Utilizing temporal pattern of adverse event reports to identify potential late-onset adverse events

ABSTRACT

Objectives

Through the use of FDA adverse event reporting system (FAERS) dataset, this study analyzes the pattern of time-to-event (TTE) for drugs and adverse events, and suggest ways to identify candidate late-onset events for monitoring.

Methods

The duration between administration date of the drug and the onset of adverse events was explored with using FAERS data from 2012–2021. The fold change of proportional reporting ratios or reporting odds ratios were calculated to identify enriched events in the later period and to suggest the late-onset events for further monitoring. To compare the findings, we used the claims database of the Korean National Health Insurance Service (NHIS).

Results

A total of 1,426,781 reports were included. The median TTE was 10 days (interquartile range [IQR]: 0–98 days), with 11.5% (n = 164,093) reporting events that occurred at least one year after administration. TTE and fold change analysis captured historical cases of late-onset events, while generating an additional less-explored list of events. The results for tumor necrosis factor (TNF) inhibitors were compared using the NHIS dataset.

Conclusion

Our study provides a comprehensive analysis of the FAERS dataset, focusing on TTE data. Periodic summarization of reports would be helpful in monitoring the late-onset events.

KEYWORDS:

• Drug-related side effects and adverse reactions
• Pharmacoepidemiology
• Pharmacovigilance
• administrative claims, healthcare
• late onset disorders

Declaration of interests

The authors have no relevant affiliations or financial involvement with any organization or entity with a financial interest in or financial conflict with the subject matter or materials discussed in the manuscript. This includes employment, consultancies, honoraria, stock ownership or options, expert testimony, grants or patents received or pending, or royalties.

Reviewer disclosures

Peer reviewers on this manuscript have no relevant financial or other relationships to disclose.

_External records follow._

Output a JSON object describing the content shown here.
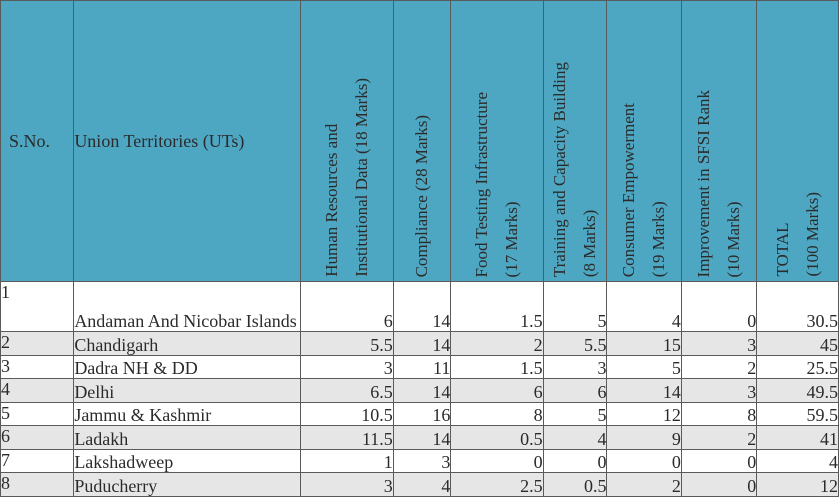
{
  "table": {
    "headers": {
      "sno": "S.No.",
      "ut": "Union Territories (UTs)",
      "hr": "Human Resources and\nInstitutional Data (18 Marks)",
      "compliance": "Compliance  (28 Marks)",
      "food": "Food Testing Infrastructure\n(17 Marks)",
      "training": "Training and Capacity Building\n(8 Marks)",
      "consumer": "Consumer Empowerment\n(19 Marks)",
      "improvement": "Improvement in SFSI Rank\n(10 Marks)",
      "total": "TOTAL\n(100 Marks)"
    },
    "rows": [
      {
        "sno": "1",
        "ut": "Andaman And Nicobar Islands",
        "hr": "6",
        "compliance": "14",
        "food": "1.5",
        "training": "5",
        "consumer": "4",
        "improvement": "0",
        "total": "30.5"
      },
      {
        "sno": "2",
        "ut": "Chandigarh",
        "hr": "5.5",
        "compliance": "14",
        "food": "2",
        "training": "5.5",
        "consumer": "15",
        "improvement": "3",
        "total": "45"
      },
      {
        "sno": "3",
        "ut": "Dadra NH & DD",
        "hr": "3",
        "compliance": "11",
        "food": "1.5",
        "training": "3",
        "consumer": "5",
        "improvement": "2",
        "total": "25.5"
      },
      {
        "sno": "4",
        "ut": "Delhi",
        "hr": "6.5",
        "compliance": "14",
        "food": "6",
        "training": "6",
        "consumer": "14",
        "improvement": "3",
        "total": "49.5"
      },
      {
        "sno": "5",
        "ut": "Jammu & Kashmir",
        "hr": "10.5",
        "compliance": "16",
        "food": "8",
        "training": "5",
        "consumer": "12",
        "improvement": "8",
        "total": "59.5"
      },
      {
        "sno": "6",
        "ut": "Ladakh",
        "hr": "11.5",
        "compliance": "14",
        "food": "0.5",
        "training": "4",
        "consumer": "9",
        "improvement": "2",
        "total": "41"
      },
      {
        "sno": "7",
        "ut": "Lakshadweep",
        "hr": "1",
        "compliance": "3",
        "food": "0",
        "training": "0",
        "consumer": "0",
        "improvement": "0",
        "total": "4"
      },
      {
        "sno": "8",
        "ut": "Puducherry",
        "hr": "3",
        "compliance": "4",
        "food": "2.5",
        "training": "0.5",
        "consumer": "2",
        "improvement": "0",
        "total": "12"
      }
    ]
  }
}
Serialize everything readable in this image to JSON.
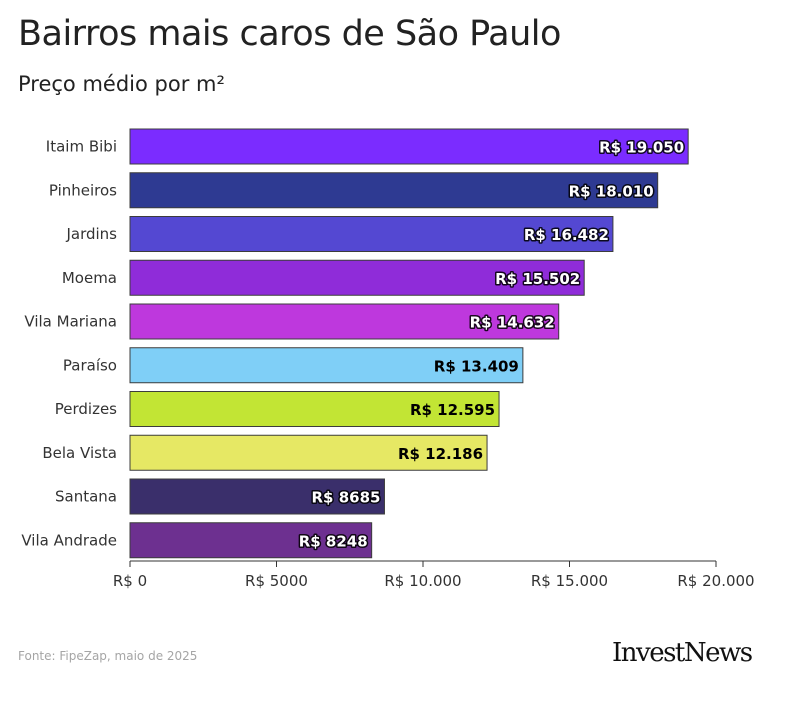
{
  "title": "Bairros mais caros de São Paulo",
  "subtitle": "Preço médio por m²",
  "source": "Fonte: FipeZap, maio de 2025",
  "logo": "InvestNews",
  "chart_data": {
    "type": "bar",
    "orientation": "horizontal",
    "categories": [
      "Itaim Bibi",
      "Pinheiros",
      "Jardins",
      "Moema",
      "Vila Mariana",
      "Paraíso",
      "Perdizes",
      "Bela Vista",
      "Santana",
      "Vila Andrade"
    ],
    "values": [
      19050,
      18010,
      16482,
      15502,
      14632,
      13409,
      12595,
      12186,
      8685,
      8248
    ],
    "value_labels": [
      "R$ 19.050",
      "R$ 18.010",
      "R$ 16.482",
      "R$ 15.502",
      "R$ 14.632",
      "R$ 13.409",
      "R$ 12.595",
      "R$ 12.186",
      "R$ 8685",
      "R$ 8248"
    ],
    "colors": [
      "#7b2cff",
      "#2e3a92",
      "#5448d2",
      "#8f2cd9",
      "#be38dd",
      "#7fcff7",
      "#c2e534",
      "#e6e864",
      "#3a2f6b",
      "#6d3090"
    ],
    "label_colors": [
      "#ffffff",
      "#ffffff",
      "#ffffff",
      "#ffffff",
      "#ffffff",
      "#000000",
      "#000000",
      "#000000",
      "#ffffff",
      "#ffffff"
    ],
    "xlim": [
      0,
      20000
    ],
    "xticks": [
      0,
      5000,
      10000,
      15000,
      20000
    ],
    "xtick_labels": [
      "R$ 0",
      "R$ 5000",
      "R$ 10.000",
      "R$ 15.000",
      "R$ 20.000"
    ],
    "grid": false
  }
}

Author contribution statement

JHK wrote the manuscript; JHK and YKS designed the study; JHK and YKS analyzed the results; and all authors edited and approved the manuscript.

Data availability statement

The FDA Adverse Event dataset can be accessed through the FDA Adverse Event Reporting System. The processed FDA Adverse Event dataset used for our analysis is available at the following repository: https://github.com/kimkimjh/temp-FAERS. The National Health Insurance Service dataset is not accessible due to concerns regarding patient privacy.

Supplementary material

Supplemental data for this article can be accessed online at https://doi.org/10.1080/14740338.2024.2309223

Additional information

Funding

This paper was funded by the Basic Science Research Program through the National Research Foundation of Korea (NRF), funded by the Ministry of Education (grant number: NRF-2021R1F1A1060827, NRF-2022R1C1C1011730). This paper was supported by research funds for newly appointed professors of Jeonbuk National University in 2021.